这代人的热情-HBase的简单使用
前面折腾了Hadoop,接着就是HBase了,但是这个要写的东西就可多可少了。本文只记录了简单的使用,没有额外写了。本文仅作为我的学习笔记,实际上发布到我的博客时,已经写了很久了只是一直没整理发出来,我加入了一些我自己的理解,便于我自己区分,错误是肯定存在,请留言联系我,我会第一时间改正。如果你想学HBase的使用倒不如直接去看官方文档Apache HBase ™ Reference Guide和HBase 官方文档中文版,比我写的内容多得多。
那么什么是HBase?
HBase - Hadoop Database,是一个高可靠性、高性能、面向列、可伸缩的分布式存储系统,利用HBase技术可在廉价PCServer上搭建起大规模结构化存储集群。HBase利用HadoopHDFS作为其文件存储系统,利用HadoopMapReduce来处理HBase中的海量数据,利用Zookeeper作为协调工具。
在本篇笔记之前,还有我写的这几篇,可以参阅一下:
Hadoop 2.x在CentOS 6.9和Windows下的伪分布式部署
HDFS的再探究
这代人的热情-MapReduce的工作原理学习(一)
这代人的热情-MapReduce的工作原理学习(二)
下面的内容引用了,写得很清晰,我就不额外写了:
【HBase】HBase的环境搭建及基本使用-魏晓蕾
顺便说一下这个博客的博主写得挺多的,有兴趣可以去看一下。
特点 | MySQL | HBase |
---|---|---|
数据库的概念 | 有数据库的概念database和表的概念table | 没有数据库概念database,有替代的namespace的概念,有表的概念,所有的表都是在一个namespace下的 |
主键 | 主键唯一决定了一行 | 没有主键,但是有行健:rowkey(可以理解为就是相当于是主键) |
字段 | 表中直接包含字段 | 有列簇的概念,每个列簇中才包含了字段,给相同属性的列划分一个组,叫做column family列簇,在建表的时候至少要指明一个列簇,可以不给字段 |
版本 | 行列交叉得到一个唯一的单元格,数据的版本数只有1 | 可以存储多个版本version(相当于是可以存储多个值),HBase行列交叉得到一个唯一的单元格组,组中可以有多个单元格,可以设置hbase的version版本数,是int值,当version为1的时候,就没有单元格组的概念了,就是一个单元格,默认情况下,显示timestamp(时间戳)最新的那个单元格的值 |
空值 | MySQL中没有值的话,就是null值,是占空间的 | 对于HBase来说,如果没有这一列的信息,那么就不会存储,不会分配任何的空间 |
Hadoop的生态系统:
还需要说的概念就是:
主键: Row Key
主键是用来检索记录的主键,访问hbase table中的行,只有三种方式。
1.通过单个row key访问
2.通过row key的range
3.全表扫描
列族: Column Family
关系型数据库没有列族这一概念。列族在创建表的时候声明,一个列族可以包含多个列,列中的数据都是以二进制形式存在,没有数据类型。
1. HBase的安装
在安装之前,得先想一下,究竟使用何种部署方式,我们可以搭建单节点的测试环境:
1、单机单实例,只要端口不被占用即可
2、单机伪集群
部署的话要用到Zookeeper,在文末有提到。因为HBase可以将数据保存在本地的文件系统,不保存到HDFS,我们只是简单的测试学习的话,可以无需启动HDFS,只是HDFS的很多特性就无法使用。
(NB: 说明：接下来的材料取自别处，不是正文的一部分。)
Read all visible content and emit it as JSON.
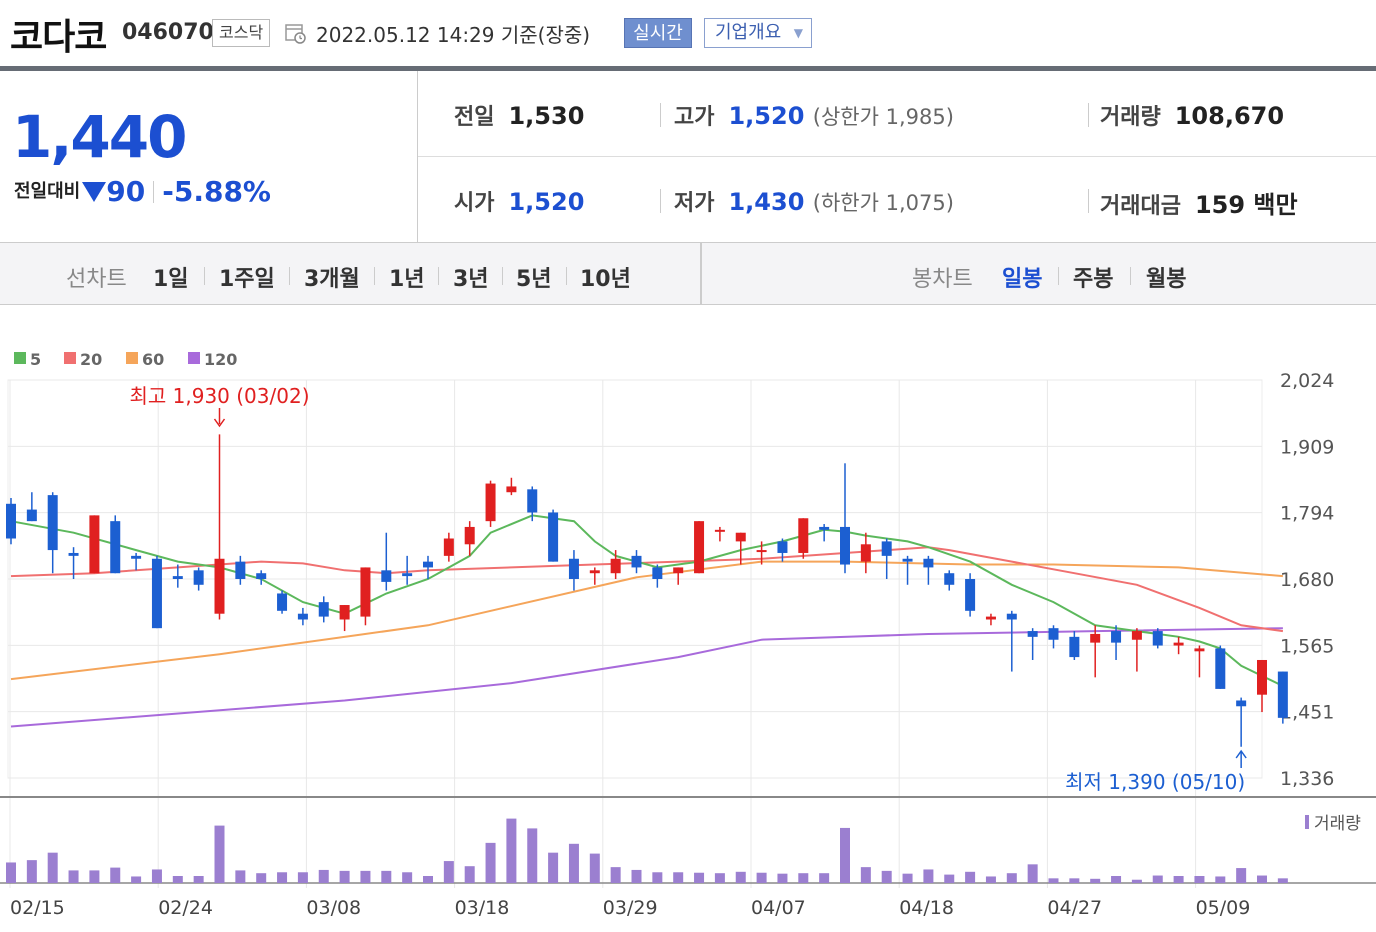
{
  "header": {
    "corp_name": "코다코",
    "corp_code": "046070",
    "market": "코스닥",
    "date": "2022.05.12 14:29 기준(장중)",
    "realtime_label": "실시간",
    "company_info_label": "기업개요"
  },
  "price": {
    "current": "1,440",
    "diff_label": "전일대비",
    "diff_value": "90",
    "diff_rate": "-5.88%",
    "direction": "down"
  },
  "stats": {
    "prev_label": "전일",
    "prev": "1,530",
    "high_label": "고가",
    "high": "1,520",
    "upper_limit": "(상한가 1,985)",
    "volume_label": "거래량",
    "volume": "108,670",
    "open_label": "시가",
    "open": "1,520",
    "low_label": "저가",
    "low": "1,430",
    "lower_limit": "(하한가 1,075)",
    "amount_label": "거래대금",
    "amount": "159 백만"
  },
  "tabs": {
    "line_label": "선차트",
    "line_items": [
      "1일",
      "1주일",
      "3개월",
      "1년",
      "3년",
      "5년",
      "10년"
    ],
    "candle_label": "봉차트",
    "candle_items": [
      "일봉",
      "주봉",
      "월봉"
    ],
    "candle_selected": "일봉"
  },
  "colors": {
    "up": "#e02020",
    "down": "#1c5fd1",
    "ma5": "#5cb85c",
    "ma20": "#f07070",
    "ma60": "#f5a55a",
    "ma120": "#a86adb",
    "volume": "#9b7fd0"
  },
  "chart_data": {
    "type": "candlestick",
    "legend": [
      "5",
      "20",
      "60",
      "120"
    ],
    "y_ticks": [
      "2,024",
      "1,909",
      "1,794",
      "1,680",
      "1,565",
      "1,451",
      "1,336"
    ],
    "ylim": [
      1336,
      2024
    ],
    "x_ticks": [
      "02/15",
      "02/24",
      "03/08",
      "03/18",
      "03/29",
      "04/07",
      "04/18",
      "04/27",
      "05/09"
    ],
    "high_annotation": "최고 1,930 (03/02)",
    "low_annotation": "최저 1,390 (05/10)",
    "volume_label": "거래량",
    "candles": [
      {
        "o": 1810,
        "h": 1820,
        "l": 1740,
        "c": 1750
      },
      {
        "o": 1800,
        "h": 1830,
        "l": 1780,
        "c": 1780
      },
      {
        "o": 1825,
        "h": 1830,
        "l": 1690,
        "c": 1730
      },
      {
        "o": 1725,
        "h": 1735,
        "l": 1680,
        "c": 1720
      },
      {
        "o": 1690,
        "h": 1790,
        "l": 1690,
        "c": 1790
      },
      {
        "o": 1780,
        "h": 1790,
        "l": 1690,
        "c": 1690
      },
      {
        "o": 1720,
        "h": 1725,
        "l": 1695,
        "c": 1715
      },
      {
        "o": 1715,
        "h": 1720,
        "l": 1595,
        "c": 1595
      },
      {
        "o": 1685,
        "h": 1705,
        "l": 1665,
        "c": 1680
      },
      {
        "o": 1695,
        "h": 1700,
        "l": 1660,
        "c": 1670
      },
      {
        "o": 1620,
        "h": 1930,
        "l": 1610,
        "c": 1715
      },
      {
        "o": 1710,
        "h": 1720,
        "l": 1670,
        "c": 1680
      },
      {
        "o": 1690,
        "h": 1695,
        "l": 1670,
        "c": 1680
      },
      {
        "o": 1655,
        "h": 1660,
        "l": 1620,
        "c": 1625
      },
      {
        "o": 1620,
        "h": 1630,
        "l": 1600,
        "c": 1610
      },
      {
        "o": 1640,
        "h": 1650,
        "l": 1605,
        "c": 1615
      },
      {
        "o": 1610,
        "h": 1635,
        "l": 1590,
        "c": 1635
      },
      {
        "o": 1615,
        "h": 1700,
        "l": 1600,
        "c": 1700
      },
      {
        "o": 1695,
        "h": 1760,
        "l": 1660,
        "c": 1675
      },
      {
        "o": 1690,
        "h": 1720,
        "l": 1670,
        "c": 1685
      },
      {
        "o": 1710,
        "h": 1720,
        "l": 1680,
        "c": 1700
      },
      {
        "o": 1720,
        "h": 1760,
        "l": 1710,
        "c": 1750
      },
      {
        "o": 1740,
        "h": 1780,
        "l": 1720,
        "c": 1770
      },
      {
        "o": 1780,
        "h": 1850,
        "l": 1770,
        "c": 1845
      },
      {
        "o": 1830,
        "h": 1855,
        "l": 1825,
        "c": 1840
      },
      {
        "o": 1835,
        "h": 1840,
        "l": 1780,
        "c": 1795
      },
      {
        "o": 1795,
        "h": 1800,
        "l": 1710,
        "c": 1710
      },
      {
        "o": 1715,
        "h": 1730,
        "l": 1660,
        "c": 1680
      },
      {
        "o": 1690,
        "h": 1700,
        "l": 1670,
        "c": 1695
      },
      {
        "o": 1690,
        "h": 1730,
        "l": 1680,
        "c": 1715
      },
      {
        "o": 1720,
        "h": 1730,
        "l": 1690,
        "c": 1700
      },
      {
        "o": 1700,
        "h": 1705,
        "l": 1665,
        "c": 1680
      },
      {
        "o": 1690,
        "h": 1700,
        "l": 1670,
        "c": 1700
      },
      {
        "o": 1690,
        "h": 1780,
        "l": 1690,
        "c": 1780
      },
      {
        "o": 1765,
        "h": 1770,
        "l": 1745,
        "c": 1765
      },
      {
        "o": 1745,
        "h": 1760,
        "l": 1705,
        "c": 1760
      },
      {
        "o": 1730,
        "h": 1745,
        "l": 1705,
        "c": 1730
      },
      {
        "o": 1745,
        "h": 1750,
        "l": 1710,
        "c": 1725
      },
      {
        "o": 1725,
        "h": 1785,
        "l": 1715,
        "c": 1785
      },
      {
        "o": 1770,
        "h": 1775,
        "l": 1745,
        "c": 1765
      },
      {
        "o": 1770,
        "h": 1880,
        "l": 1690,
        "c": 1705
      },
      {
        "o": 1710,
        "h": 1760,
        "l": 1690,
        "c": 1740
      },
      {
        "o": 1745,
        "h": 1750,
        "l": 1680,
        "c": 1720
      },
      {
        "o": 1715,
        "h": 1720,
        "l": 1670,
        "c": 1710
      },
      {
        "o": 1715,
        "h": 1720,
        "l": 1670,
        "c": 1700
      },
      {
        "o": 1690,
        "h": 1695,
        "l": 1660,
        "c": 1670
      },
      {
        "o": 1680,
        "h": 1690,
        "l": 1615,
        "c": 1625
      },
      {
        "o": 1610,
        "h": 1620,
        "l": 1600,
        "c": 1615
      },
      {
        "o": 1620,
        "h": 1625,
        "l": 1520,
        "c": 1610
      },
      {
        "o": 1590,
        "h": 1595,
        "l": 1540,
        "c": 1580
      },
      {
        "o": 1595,
        "h": 1600,
        "l": 1560,
        "c": 1575
      },
      {
        "o": 1580,
        "h": 1590,
        "l": 1540,
        "c": 1545
      },
      {
        "o": 1570,
        "h": 1600,
        "l": 1510,
        "c": 1585
      },
      {
        "o": 1590,
        "h": 1600,
        "l": 1540,
        "c": 1570
      },
      {
        "o": 1575,
        "h": 1595,
        "l": 1520,
        "c": 1590
      },
      {
        "o": 1590,
        "h": 1595,
        "l": 1560,
        "c": 1565
      },
      {
        "o": 1565,
        "h": 1580,
        "l": 1550,
        "c": 1570
      },
      {
        "o": 1555,
        "h": 1565,
        "l": 1510,
        "c": 1560
      },
      {
        "o": 1560,
        "h": 1565,
        "l": 1490,
        "c": 1490
      },
      {
        "o": 1470,
        "h": 1475,
        "l": 1390,
        "c": 1460
      },
      {
        "o": 1480,
        "h": 1540,
        "l": 1450,
        "c": 1540
      },
      {
        "o": 1520,
        "h": 1520,
        "l": 1430,
        "c": 1440
      }
    ],
    "ma5": [
      [
        0,
        1780
      ],
      [
        3,
        1760
      ],
      [
        6,
        1730
      ],
      [
        8,
        1710
      ],
      [
        10,
        1700
      ],
      [
        12,
        1680
      ],
      [
        14,
        1640
      ],
      [
        16,
        1620
      ],
      [
        18,
        1655
      ],
      [
        20,
        1680
      ],
      [
        22,
        1720
      ],
      [
        23,
        1760
      ],
      [
        25,
        1790
      ],
      [
        27,
        1780
      ],
      [
        28,
        1745
      ],
      [
        29,
        1720
      ],
      [
        31,
        1700
      ],
      [
        33,
        1710
      ],
      [
        35,
        1730
      ],
      [
        37,
        1745
      ],
      [
        38,
        1755
      ],
      [
        39,
        1765
      ],
      [
        40,
        1762
      ],
      [
        41,
        1755
      ],
      [
        43,
        1745
      ],
      [
        44,
        1735
      ],
      [
        46,
        1710
      ],
      [
        48,
        1670
      ],
      [
        50,
        1640
      ],
      [
        52,
        1600
      ],
      [
        54,
        1590
      ],
      [
        56,
        1580
      ],
      [
        57,
        1572
      ],
      [
        58,
        1560
      ],
      [
        59,
        1530
      ],
      [
        61,
        1495
      ]
    ],
    "ma20": [
      [
        0,
        1685
      ],
      [
        4,
        1690
      ],
      [
        8,
        1700
      ],
      [
        12,
        1710
      ],
      [
        14,
        1707
      ],
      [
        16,
        1695
      ],
      [
        18,
        1690
      ],
      [
        20,
        1695
      ],
      [
        24,
        1700
      ],
      [
        28,
        1705
      ],
      [
        32,
        1710
      ],
      [
        36,
        1715
      ],
      [
        40,
        1725
      ],
      [
        44,
        1735
      ],
      [
        45,
        1730
      ],
      [
        48,
        1710
      ],
      [
        51,
        1690
      ],
      [
        54,
        1670
      ],
      [
        57,
        1630
      ],
      [
        59,
        1600
      ],
      [
        61,
        1590
      ]
    ],
    "ma60": [
      [
        0,
        1507
      ],
      [
        10,
        1550
      ],
      [
        20,
        1600
      ],
      [
        30,
        1683
      ],
      [
        36,
        1710
      ],
      [
        40,
        1710
      ],
      [
        46,
        1705
      ],
      [
        50,
        1705
      ],
      [
        56,
        1700
      ],
      [
        61,
        1685
      ]
    ],
    "ma120": [
      [
        0,
        1425
      ],
      [
        16,
        1470
      ],
      [
        24,
        1500
      ],
      [
        32,
        1545
      ],
      [
        36,
        1575
      ],
      [
        44,
        1585
      ],
      [
        52,
        1590
      ],
      [
        61,
        1595
      ]
    ],
    "volumes": [
      4.4,
      4.9,
      6.5,
      2.7,
      2.7,
      3.3,
      1.4,
      2.9,
      1.5,
      1.5,
      12.3,
      2.7,
      2.1,
      2.3,
      2.3,
      2.8,
      2.6,
      2.6,
      2.6,
      2.3,
      1.5,
      4.7,
      3.6,
      8.6,
      13.8,
      11.7,
      6.5,
      8.4,
      6.3,
      3.4,
      2.8,
      2.3,
      2.3,
      2.2,
      2.1,
      2.4,
      2.2,
      2.0,
      2.1,
      2.1,
      11.8,
      3.4,
      2.6,
      2.0,
      2.9,
      1.8,
      2.4,
      1.4,
      2.1,
      4.0,
      1.0,
      1.0,
      0.9,
      1.5,
      0.7,
      1.6,
      1.5,
      1.5,
      1.4,
      3.2,
      1.6,
      1.0
    ],
    "volume_max": 15
  }
}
本文使用的版本是:hbase-0.96.2-hadoop2-bin.tar.gz
,要注意和Hadoop的版本对应。使用的这个在很久以前就停止支持了。
- 0.96 was EOM'd September 2014; 0.94 and 0.98 were EOM'd April 2017
- 1.0 was EOM'd January 2016; 1.1 was EOM'd December 2017; 1.2 was EOM'd June 2019
- 2.0 was EOM'd September 2019
下面就开始捣鼓了,首先解压到目录:
还是需要配置环境,编辑conf/hbase-env.sh
取消JAVA_HOME前面的
/usr/java/jdk1.7.0_80
然后:
vi conf/hbase-site.xml
根据实际情况修改目录:
<property>
<name>hbase.rootdir</name>
<value>file:///DIRECTORY/hbase</value>
</property>
修改conf/hbase-env.sh
中的HBASE_MANAGES_ZK
为true。
# Tell HBase whether it should manage it's own instance of Zookeeper or not.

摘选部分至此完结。